Similar to the steps described above, the STEP-based IFC model is verified using the test software, which runs syntactic and semantic checks on the IFC model based on the IFC schema extension previously verified. The test software investigates the IFC model against syntactic and semantic requirements specified by the official IFC certification program. Several criteria, such as formal compliance with the STEP conventions and the conformance of data with the IFC schema extension are examined. It can be concluded from the results that the proposed IFC schema extension is capable of describing intelligent transportation systems in terms of IFC models. The IFC models represent correct information of scenarios in intelligent transportation systems for roads, providing a robust formal basis for designing simulation platforms and defining various ITS applications.

5. Summary and Conclusions

In this study, an IFC schema extension has been introduced to describe intelligent transportation systems for roads, in an attempt to provide a formal basis facilitating BIM-based ITS simulations. A semantic model, which formally describes ITS for roads, has been proposed to provide a technology-independent description on a meta level. With the semantic model, constructed upon an analysis of knowledge sources relevant to semantic modeling of ITS, a new concept for integrating ITS for roads into BIM data models has been materialized as an IFC schema extension, which have not been addressed prior to this work for intelligent transportation systems. For validating and verifying BIM-based simulations of ITS for roads, a benchmark scenario of vehicular cloud formation has been modeled using the IFC schema extension.
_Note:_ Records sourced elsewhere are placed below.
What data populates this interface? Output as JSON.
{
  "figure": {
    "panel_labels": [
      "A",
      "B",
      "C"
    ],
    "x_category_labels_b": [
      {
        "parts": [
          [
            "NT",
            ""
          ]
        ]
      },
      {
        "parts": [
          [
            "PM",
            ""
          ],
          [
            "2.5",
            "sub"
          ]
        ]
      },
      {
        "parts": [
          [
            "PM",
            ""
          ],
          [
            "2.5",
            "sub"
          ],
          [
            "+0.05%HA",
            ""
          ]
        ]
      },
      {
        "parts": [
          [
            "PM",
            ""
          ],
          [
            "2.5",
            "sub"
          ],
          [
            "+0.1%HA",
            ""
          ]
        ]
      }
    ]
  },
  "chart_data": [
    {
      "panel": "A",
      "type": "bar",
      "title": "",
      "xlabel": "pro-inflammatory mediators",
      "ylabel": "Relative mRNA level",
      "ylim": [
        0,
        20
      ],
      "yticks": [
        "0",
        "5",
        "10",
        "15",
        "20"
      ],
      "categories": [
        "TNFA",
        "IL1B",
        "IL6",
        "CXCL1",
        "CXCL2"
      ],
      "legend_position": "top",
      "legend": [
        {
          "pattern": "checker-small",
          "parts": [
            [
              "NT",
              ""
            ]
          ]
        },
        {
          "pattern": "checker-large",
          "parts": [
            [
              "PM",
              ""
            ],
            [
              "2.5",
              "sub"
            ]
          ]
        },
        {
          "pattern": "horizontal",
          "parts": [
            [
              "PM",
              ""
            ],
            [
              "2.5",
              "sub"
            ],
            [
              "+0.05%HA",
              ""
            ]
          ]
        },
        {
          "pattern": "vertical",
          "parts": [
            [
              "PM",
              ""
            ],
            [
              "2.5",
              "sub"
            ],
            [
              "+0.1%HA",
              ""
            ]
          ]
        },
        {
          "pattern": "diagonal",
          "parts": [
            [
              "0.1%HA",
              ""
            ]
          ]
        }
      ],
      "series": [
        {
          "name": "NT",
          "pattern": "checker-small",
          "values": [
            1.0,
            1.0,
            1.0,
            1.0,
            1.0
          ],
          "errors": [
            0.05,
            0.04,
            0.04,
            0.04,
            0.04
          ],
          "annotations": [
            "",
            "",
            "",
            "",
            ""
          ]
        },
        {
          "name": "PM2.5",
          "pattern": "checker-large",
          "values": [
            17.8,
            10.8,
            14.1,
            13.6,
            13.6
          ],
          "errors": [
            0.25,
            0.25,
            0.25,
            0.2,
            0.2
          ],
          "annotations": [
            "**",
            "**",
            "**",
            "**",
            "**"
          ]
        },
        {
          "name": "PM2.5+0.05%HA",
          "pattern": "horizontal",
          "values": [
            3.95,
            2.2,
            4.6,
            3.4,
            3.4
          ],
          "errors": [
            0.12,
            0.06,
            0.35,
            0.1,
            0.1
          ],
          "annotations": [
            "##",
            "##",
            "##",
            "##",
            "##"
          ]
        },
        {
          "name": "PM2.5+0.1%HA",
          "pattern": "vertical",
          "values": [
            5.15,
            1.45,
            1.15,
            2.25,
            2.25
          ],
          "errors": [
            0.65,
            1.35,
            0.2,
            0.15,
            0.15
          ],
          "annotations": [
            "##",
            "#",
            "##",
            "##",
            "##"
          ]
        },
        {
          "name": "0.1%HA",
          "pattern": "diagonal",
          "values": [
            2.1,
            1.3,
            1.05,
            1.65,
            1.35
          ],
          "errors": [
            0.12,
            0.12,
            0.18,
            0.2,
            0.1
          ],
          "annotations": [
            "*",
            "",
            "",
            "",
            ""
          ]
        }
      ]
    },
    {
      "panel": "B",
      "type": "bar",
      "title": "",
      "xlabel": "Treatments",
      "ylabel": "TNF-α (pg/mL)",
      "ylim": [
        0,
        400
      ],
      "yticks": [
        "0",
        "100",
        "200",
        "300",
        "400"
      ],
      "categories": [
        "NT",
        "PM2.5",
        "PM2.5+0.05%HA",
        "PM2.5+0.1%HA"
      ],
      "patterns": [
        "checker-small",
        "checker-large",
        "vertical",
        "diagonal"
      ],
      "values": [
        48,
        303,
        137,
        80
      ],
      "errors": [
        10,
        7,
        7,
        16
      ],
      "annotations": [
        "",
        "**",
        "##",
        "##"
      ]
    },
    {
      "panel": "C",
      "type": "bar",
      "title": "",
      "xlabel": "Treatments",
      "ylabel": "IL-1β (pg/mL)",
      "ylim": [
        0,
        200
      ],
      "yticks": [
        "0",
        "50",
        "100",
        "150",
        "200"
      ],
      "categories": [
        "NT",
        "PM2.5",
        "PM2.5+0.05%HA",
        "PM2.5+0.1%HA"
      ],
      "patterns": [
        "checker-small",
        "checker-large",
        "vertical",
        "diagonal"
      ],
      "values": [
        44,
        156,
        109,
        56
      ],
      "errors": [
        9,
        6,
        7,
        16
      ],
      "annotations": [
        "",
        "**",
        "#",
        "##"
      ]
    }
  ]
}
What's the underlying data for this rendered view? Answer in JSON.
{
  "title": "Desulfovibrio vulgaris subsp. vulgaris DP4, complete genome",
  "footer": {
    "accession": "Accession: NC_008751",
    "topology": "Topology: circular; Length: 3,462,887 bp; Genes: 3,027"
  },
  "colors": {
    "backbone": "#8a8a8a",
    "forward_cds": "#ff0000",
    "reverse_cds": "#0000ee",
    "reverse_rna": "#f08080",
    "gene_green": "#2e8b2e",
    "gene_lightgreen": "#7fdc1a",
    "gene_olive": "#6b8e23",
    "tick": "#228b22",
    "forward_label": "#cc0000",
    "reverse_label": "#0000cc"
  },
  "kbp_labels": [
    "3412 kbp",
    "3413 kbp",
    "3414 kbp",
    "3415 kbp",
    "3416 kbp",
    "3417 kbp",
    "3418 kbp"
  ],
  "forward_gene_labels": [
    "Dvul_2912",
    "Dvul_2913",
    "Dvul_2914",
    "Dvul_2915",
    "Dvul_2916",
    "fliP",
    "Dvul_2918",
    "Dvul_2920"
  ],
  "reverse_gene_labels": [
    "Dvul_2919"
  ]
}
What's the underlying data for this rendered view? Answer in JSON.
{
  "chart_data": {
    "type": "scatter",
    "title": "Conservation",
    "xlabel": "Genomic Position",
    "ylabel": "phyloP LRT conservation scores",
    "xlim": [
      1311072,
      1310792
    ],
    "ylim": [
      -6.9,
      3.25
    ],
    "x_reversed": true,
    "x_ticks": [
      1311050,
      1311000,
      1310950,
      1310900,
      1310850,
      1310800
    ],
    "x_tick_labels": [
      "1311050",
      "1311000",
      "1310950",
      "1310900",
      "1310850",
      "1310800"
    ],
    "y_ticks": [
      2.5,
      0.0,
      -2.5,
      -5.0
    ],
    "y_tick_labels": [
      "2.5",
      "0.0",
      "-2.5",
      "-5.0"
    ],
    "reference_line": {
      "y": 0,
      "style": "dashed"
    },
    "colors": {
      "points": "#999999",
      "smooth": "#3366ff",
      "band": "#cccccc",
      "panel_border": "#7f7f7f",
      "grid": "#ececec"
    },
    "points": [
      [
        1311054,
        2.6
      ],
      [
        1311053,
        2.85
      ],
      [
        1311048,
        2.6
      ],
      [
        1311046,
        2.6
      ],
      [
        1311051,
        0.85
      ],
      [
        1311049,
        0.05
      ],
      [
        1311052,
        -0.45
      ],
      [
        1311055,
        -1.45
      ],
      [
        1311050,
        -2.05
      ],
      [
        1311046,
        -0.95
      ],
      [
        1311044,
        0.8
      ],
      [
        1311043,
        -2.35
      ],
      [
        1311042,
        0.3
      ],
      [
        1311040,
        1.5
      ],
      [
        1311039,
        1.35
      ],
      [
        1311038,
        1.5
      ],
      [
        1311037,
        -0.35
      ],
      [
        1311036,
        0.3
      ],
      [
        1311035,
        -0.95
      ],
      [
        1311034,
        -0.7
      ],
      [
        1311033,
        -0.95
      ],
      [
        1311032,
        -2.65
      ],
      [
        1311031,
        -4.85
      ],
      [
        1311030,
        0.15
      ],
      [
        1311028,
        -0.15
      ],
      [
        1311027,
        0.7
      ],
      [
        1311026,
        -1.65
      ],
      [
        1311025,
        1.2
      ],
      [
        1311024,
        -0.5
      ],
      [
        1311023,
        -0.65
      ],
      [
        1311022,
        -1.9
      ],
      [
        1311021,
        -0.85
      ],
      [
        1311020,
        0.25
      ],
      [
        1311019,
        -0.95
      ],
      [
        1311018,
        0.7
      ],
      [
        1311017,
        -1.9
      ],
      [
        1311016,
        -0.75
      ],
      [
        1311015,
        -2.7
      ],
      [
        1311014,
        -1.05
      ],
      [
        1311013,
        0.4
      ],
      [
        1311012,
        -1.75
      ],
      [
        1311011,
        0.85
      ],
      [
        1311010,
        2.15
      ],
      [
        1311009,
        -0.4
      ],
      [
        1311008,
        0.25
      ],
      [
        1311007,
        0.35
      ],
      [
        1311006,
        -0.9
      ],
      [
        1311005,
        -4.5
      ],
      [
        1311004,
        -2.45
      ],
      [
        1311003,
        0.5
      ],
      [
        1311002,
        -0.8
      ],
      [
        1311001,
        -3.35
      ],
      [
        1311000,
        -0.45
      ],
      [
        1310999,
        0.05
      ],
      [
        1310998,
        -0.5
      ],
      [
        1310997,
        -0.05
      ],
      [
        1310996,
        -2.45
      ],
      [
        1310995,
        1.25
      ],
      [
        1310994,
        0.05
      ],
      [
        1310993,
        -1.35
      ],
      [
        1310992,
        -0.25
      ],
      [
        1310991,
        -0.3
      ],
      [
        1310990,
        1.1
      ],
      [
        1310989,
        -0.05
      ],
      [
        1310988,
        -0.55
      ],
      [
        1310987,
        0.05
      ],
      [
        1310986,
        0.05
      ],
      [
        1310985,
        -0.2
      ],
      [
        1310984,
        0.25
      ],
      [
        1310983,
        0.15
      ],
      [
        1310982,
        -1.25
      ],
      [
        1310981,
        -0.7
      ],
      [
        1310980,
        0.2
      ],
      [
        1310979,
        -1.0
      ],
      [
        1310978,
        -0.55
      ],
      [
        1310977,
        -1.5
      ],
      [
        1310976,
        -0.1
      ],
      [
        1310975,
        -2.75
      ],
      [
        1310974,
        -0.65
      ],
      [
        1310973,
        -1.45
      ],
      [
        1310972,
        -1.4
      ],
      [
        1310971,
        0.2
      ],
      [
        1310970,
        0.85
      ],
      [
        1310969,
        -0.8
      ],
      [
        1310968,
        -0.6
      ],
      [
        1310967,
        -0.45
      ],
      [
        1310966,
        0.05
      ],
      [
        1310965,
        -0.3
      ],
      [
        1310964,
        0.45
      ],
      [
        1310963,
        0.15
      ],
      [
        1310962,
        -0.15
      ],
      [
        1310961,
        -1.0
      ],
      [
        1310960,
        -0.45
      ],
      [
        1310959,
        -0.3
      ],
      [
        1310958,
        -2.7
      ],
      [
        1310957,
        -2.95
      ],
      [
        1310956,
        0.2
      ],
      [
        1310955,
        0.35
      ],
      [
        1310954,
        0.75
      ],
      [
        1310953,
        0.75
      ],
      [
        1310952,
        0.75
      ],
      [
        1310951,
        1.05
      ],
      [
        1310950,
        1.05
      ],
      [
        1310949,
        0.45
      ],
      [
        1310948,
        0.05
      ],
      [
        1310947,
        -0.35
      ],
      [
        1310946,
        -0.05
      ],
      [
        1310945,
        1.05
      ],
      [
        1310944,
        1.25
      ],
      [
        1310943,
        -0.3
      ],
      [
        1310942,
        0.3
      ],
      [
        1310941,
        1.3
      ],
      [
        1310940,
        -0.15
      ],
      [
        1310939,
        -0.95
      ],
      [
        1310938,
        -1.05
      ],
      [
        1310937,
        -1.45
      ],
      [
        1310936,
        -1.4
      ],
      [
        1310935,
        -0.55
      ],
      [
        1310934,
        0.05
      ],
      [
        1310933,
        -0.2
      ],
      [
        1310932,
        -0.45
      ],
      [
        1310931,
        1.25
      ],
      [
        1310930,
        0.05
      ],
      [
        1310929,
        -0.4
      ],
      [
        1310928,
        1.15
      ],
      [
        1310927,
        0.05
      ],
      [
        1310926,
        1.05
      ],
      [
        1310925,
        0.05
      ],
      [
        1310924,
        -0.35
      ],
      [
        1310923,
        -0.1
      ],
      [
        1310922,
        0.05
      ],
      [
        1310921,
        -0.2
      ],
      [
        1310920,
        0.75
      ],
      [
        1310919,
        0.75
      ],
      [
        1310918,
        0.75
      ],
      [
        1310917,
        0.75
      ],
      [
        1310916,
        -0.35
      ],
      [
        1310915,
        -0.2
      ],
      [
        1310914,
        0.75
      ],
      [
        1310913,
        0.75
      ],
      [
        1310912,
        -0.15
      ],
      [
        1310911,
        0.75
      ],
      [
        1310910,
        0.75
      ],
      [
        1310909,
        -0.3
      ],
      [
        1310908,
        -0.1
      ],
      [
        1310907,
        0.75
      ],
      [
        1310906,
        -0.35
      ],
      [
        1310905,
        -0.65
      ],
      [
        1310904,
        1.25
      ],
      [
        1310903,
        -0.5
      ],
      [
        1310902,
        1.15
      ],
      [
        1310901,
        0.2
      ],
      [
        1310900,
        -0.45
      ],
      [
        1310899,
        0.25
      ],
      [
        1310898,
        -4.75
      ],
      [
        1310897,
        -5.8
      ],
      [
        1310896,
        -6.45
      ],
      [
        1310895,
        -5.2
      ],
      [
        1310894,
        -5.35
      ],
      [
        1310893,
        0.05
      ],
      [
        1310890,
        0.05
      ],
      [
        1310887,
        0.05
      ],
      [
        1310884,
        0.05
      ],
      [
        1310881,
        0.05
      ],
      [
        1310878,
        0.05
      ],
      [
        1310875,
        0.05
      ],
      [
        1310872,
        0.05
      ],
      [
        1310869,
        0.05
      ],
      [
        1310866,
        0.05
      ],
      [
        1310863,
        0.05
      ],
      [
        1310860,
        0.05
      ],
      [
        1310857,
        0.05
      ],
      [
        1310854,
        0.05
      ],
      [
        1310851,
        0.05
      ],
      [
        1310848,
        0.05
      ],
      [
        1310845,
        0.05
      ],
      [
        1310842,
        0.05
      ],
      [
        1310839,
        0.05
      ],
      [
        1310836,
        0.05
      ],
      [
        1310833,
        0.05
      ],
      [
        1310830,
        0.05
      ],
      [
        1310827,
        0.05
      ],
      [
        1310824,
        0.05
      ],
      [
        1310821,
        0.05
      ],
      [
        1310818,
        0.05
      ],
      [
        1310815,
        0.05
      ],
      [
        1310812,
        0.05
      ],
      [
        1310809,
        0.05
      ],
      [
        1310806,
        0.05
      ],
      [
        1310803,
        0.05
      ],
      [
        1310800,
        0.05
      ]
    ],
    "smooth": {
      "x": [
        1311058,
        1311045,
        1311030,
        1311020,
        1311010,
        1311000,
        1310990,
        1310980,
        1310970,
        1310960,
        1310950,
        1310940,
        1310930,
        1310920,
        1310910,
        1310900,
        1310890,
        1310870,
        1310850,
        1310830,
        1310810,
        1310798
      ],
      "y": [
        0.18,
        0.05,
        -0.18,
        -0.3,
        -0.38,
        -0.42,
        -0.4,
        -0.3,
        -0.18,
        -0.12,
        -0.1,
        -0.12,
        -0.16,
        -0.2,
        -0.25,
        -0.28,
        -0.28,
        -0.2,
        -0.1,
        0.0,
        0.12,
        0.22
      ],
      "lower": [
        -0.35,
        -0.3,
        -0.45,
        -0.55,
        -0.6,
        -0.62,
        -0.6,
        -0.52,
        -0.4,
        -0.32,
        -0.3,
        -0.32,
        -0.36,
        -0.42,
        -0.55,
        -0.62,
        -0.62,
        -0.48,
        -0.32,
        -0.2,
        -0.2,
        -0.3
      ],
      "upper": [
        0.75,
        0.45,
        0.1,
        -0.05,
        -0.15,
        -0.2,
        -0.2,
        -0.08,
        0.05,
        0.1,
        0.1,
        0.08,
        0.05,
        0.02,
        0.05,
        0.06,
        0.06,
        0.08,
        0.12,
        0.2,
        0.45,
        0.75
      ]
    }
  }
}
The test software of the official IFC certification program has been used for verification purposes, i.e., for checking the IFC schema extension and the example IFC model representing the vehicular cloud formation scenario against syntactical and semantic criteria. The results have shown that the proposed IFC schema extension grants proper semantic description of ITS components, relationships between ITS components, and ITS applications. Therefore, it can be concluded that the IFC schema extension represents a sound formal basis to be used for BIM-based simulations of ITS for roads, not only in research projects, but also in the BIM industry, where infrastructure construction processes are yet to be (fully) digitalized. In future work, geometrical representation may be included in the IFC schema extension proposed herein, which may be tested using real data from field tests. Furthermore, the IFC schema extension may be enhanced by integrating and modeling further ITS use cases, focusing on ITS communication networks and decentralized data-processing issues. Furthermore, BIM-based simulations that consider the impact of ITS for roads on the environment are aspects that may be addressed in future research endeavors.